Managing such extremes in play and protecting employees during a pandemic all without compromising playing conditions have made for a long summer.

"The biggest challenges have been (convincing) staff to stay instead of receiving unemployment, making them feel safe and keeping them motivated," McCavitt said. "The uncharted territory that Covid has brought would definitely be Challenge Number One."

To do that, McCavitt came up with a plan in which gloves and masks were mandatory for all staff; all equipment was disinfected before and after use; all meetings were held outside; breakroom was closed; lunch was canceled with staff working straight through the day (7 hours, paid for 8).

"Motivation has been a challenge," he said. 

Part of the challenge for Agin has been educating his team throughout the pandemic. 

A member of his team tested positive in May. That shook up the rest of the crew, and suddenly his challenge included keeping the team focused on maintaining the golf course in the face of increased play, budget reductions and golfer demands.

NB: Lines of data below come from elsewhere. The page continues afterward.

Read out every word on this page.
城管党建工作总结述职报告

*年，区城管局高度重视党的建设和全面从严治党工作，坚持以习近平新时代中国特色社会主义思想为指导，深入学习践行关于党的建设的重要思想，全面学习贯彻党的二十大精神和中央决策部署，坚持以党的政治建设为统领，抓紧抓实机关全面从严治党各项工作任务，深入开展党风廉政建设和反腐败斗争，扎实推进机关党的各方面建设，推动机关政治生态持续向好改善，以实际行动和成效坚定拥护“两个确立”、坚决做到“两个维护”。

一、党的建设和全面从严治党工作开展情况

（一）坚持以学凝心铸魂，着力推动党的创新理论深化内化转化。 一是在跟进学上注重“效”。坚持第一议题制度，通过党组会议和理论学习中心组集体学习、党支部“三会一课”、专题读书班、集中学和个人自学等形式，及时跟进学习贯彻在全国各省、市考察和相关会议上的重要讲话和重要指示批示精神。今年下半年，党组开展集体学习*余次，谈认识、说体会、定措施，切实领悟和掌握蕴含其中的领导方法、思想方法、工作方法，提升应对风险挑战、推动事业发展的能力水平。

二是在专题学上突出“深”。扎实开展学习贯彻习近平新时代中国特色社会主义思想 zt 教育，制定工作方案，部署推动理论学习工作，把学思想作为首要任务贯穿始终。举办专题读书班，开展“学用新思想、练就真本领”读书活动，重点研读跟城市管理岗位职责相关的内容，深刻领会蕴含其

"I think we did a good job at keeping the standard up as high as we did," Agin said. "We tried hard not to let standards slip. It could have been better, but all things considered, we did a very good job.

"The worst part has just been not knowing what is coming next. Mentally, it's so tiresome. You want to get away, but there is nowhere to go. It feels like we've been doing this for 10 years, but it's only been since March. Anybody who weathers this and is around in the spring is a champ."